Ein Auslandssemester im Lebenslauf ist heute längst kein Alleinstellungsmerkmal mehr. Um im Vorstellungsgespräch aufzutrumpfen, muss es schon etwas mehr sein. Warum nicht gleich ein komplettes Masterstudium im Ausland absolvieren?

Ein Masterstudium im Ausland ist gut für die Karriere. © Photocase/dioxin
Auf dem globalisierten Arbeitsmarkt ist internationale Erfahrung heute unverzichtbar. Nicht umsonst sieht das Curriculum vieler Bachelorstudiengänge ein Gastsemester bzw. Praktikum im Ausland vor. Wer jedoch höhere berufliche Ziele verfolgt, sollte sich überlegen, ob er nach dem ersten akademischen Abschluss nicht noch ein komplettes Masterstudium in New York, Rio oder Tokio dranhängt.
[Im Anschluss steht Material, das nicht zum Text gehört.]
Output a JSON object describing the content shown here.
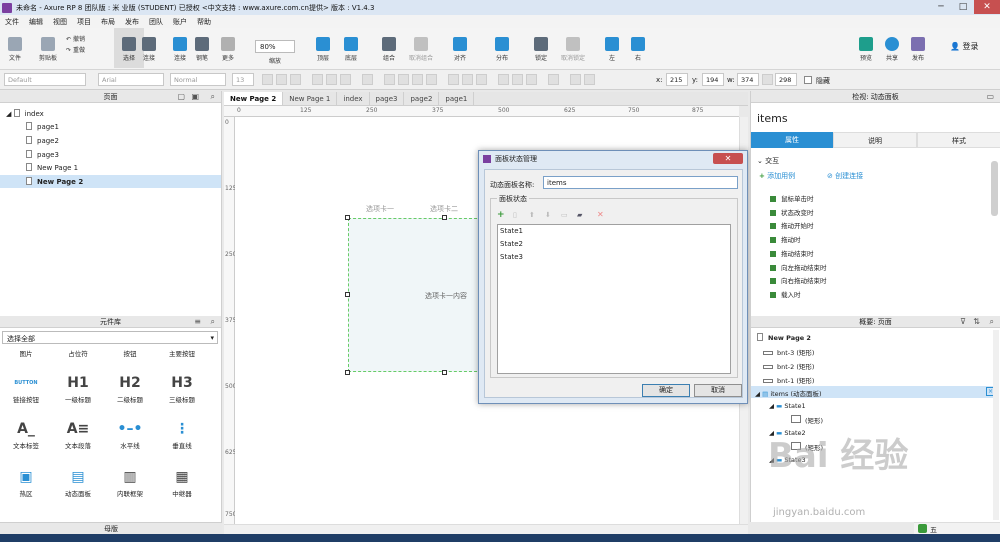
{
  "window": {
    "title": "未命名 - Axure RP 8 团队版 : 米 业版 (STUDENT) 已授权  <中文支持 : www.axure.com.cn提供> 版本 : V1.4.3",
    "minimize": "─",
    "maximize": "□",
    "close": "✕"
  },
  "menu": [
    "文件",
    "编辑",
    "视图",
    "项目",
    "布局",
    "发布",
    "团队",
    "账户",
    "帮助"
  ],
  "toolbar": {
    "file": "文件",
    "clipboard": "剪贴板",
    "cut": "剪切",
    "copy": "复制",
    "undo": "撤销",
    "redo": "重做",
    "select": "选择",
    "connect": "连接",
    "pen": "钢笔",
    "more": "更多",
    "zoom_value": "80%",
    "zoom_label": "缩放",
    "top": "顶层",
    "bottom": "底层",
    "group": "组合",
    "ungroup": "取消组合",
    "align": "对齐",
    "distribute": "分布",
    "lock": "锁定",
    "unlock": "取消锁定",
    "left": "左",
    "right": "右",
    "preview": "预览",
    "share": "共享",
    "publish": "发布",
    "login": "登录"
  },
  "format": {
    "style": "Default",
    "font": "Arial",
    "weight": "Normal",
    "size": "13",
    "x_label": "x:",
    "x": "215",
    "y_label": "y:",
    "y": "194",
    "w_label": "w:",
    "w": "374",
    "h": "298",
    "hidden": "隐藏"
  },
  "pages_panel": {
    "title": "页面",
    "items": [
      "index",
      "page1",
      "page2",
      "page3",
      "New Page 1",
      "New Page 2"
    ]
  },
  "library": {
    "title": "元件库",
    "filter": "选择全部",
    "top_row": [
      "图片",
      "占位符",
      "按钮",
      "主要按钮"
    ],
    "row2": [
      {
        "glyph": "BUTTON",
        "label": "链接按钮"
      },
      {
        "glyph": "H1",
        "label": "一级标题"
      },
      {
        "glyph": "H2",
        "label": "二级标题"
      },
      {
        "glyph": "H3",
        "label": "三级标题"
      }
    ],
    "row3": [
      {
        "glyph": "A_",
        "label": "文本标签"
      },
      {
        "glyph": "A≡",
        "label": "文本段落"
      },
      {
        "glyph": "•–•",
        "label": "水平线"
      },
      {
        "glyph": "⋮",
        "label": "垂直线"
      }
    ],
    "row4": [
      {
        "glyph": "▣",
        "label": "热区"
      },
      {
        "glyph": "▤",
        "label": "动态面板"
      },
      {
        "glyph": "▥",
        "label": "内联框架"
      },
      {
        "glyph": "▦",
        "label": "中继器"
      }
    ]
  },
  "masters": {
    "title": "母版"
  },
  "tabs": [
    "New Page 2",
    "New Page 1",
    "index",
    "page3",
    "page2",
    "page1"
  ],
  "ruler": {
    "top": [
      "0",
      "125",
      "250",
      "375",
      "500",
      "625",
      "750",
      "875"
    ],
    "left": [
      "0",
      "125",
      "250",
      "375",
      "500",
      "625",
      "750"
    ]
  },
  "canvas": {
    "tab1": "选项卡一",
    "tab2": "选项卡二",
    "content": "选项卡一内容"
  },
  "dialog": {
    "title": "面板状态管理",
    "name_label": "动态面板名称:",
    "name_value": "items",
    "group_label": "面板状态",
    "states": [
      "State1",
      "State2",
      "State3"
    ],
    "ok": "确定",
    "cancel": "取消"
  },
  "inspector": {
    "header": "检视: 动态面板",
    "name": "items",
    "tabs": [
      "属性",
      "说明",
      "样式"
    ],
    "section": "交互",
    "add_case": "添加用例",
    "create_link": "创建连接",
    "events": [
      "鼠标单击时",
      "状态改变时",
      "拖动开始时",
      "拖动时",
      "拖动结束时",
      "向左拖动结束时",
      "向右拖动结束时",
      "载入时"
    ]
  },
  "outline": {
    "header": "概要: 页面",
    "page": "New Page 2",
    "items": [
      "bnt-3 (矩形)",
      "bnt-2 (矩形)",
      "bnt-1 (矩形)",
      "items (动态面板)",
      "State1",
      "(矩形)",
      "State2",
      "(矩形)",
      "State3"
    ]
  },
  "watermark": {
    "brand": "Bai 经验",
    "url": "jingyan.baidu.com"
  },
  "status": {
    "ime": "五"
  },
  "colors": {
    "accent": "#2a8fd3",
    "selection": "#66cc66",
    "dialog_border": "#6e8fb8"
  }
}
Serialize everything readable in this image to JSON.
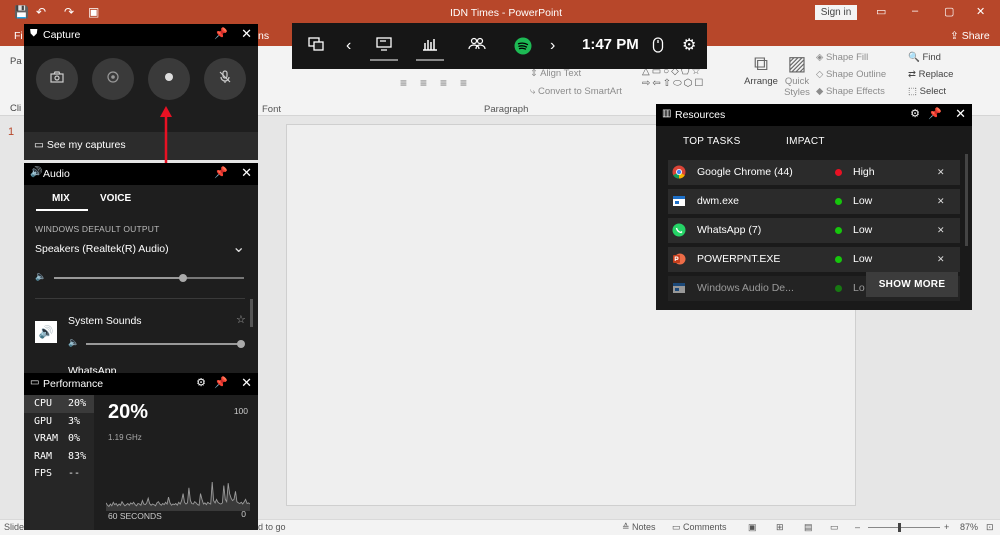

Eines der beliebtsten Ziele ist nach wie vor Großbritannien: Fast ein Drittel der "postgraduate students" des Königreichs kommt von außerhalb und profitiert von der weltweit hoch angesehenen Lehre und den guten Studienbedingungen auf der Insel. Gleichzeitig perfektionieren sie dort ganz nebenbei ihr Englisch.
Zwar ist der Master auf der Insel mitunter nicht ganz preiswert zu haben - je nach Fächergruppe verlangen die Universitäten zwischen 7.000 und 21.000 britischen Pfund pro Jahr, die MBA-Programme an den renommierten Business-Schools schlagen sogar teilweise mit 30.000 Pfund und mehr zu Buche. Dafür seien die meisten Studiengänge aber auch so angelegt, dass sie schon nach einem Jahr zum Abschluss führen, so die Auskunft des
British Council in Berlin. Als EU-Bürger würden deutsche Studenten zudem nicht mehr zahlen als die Briten selbst.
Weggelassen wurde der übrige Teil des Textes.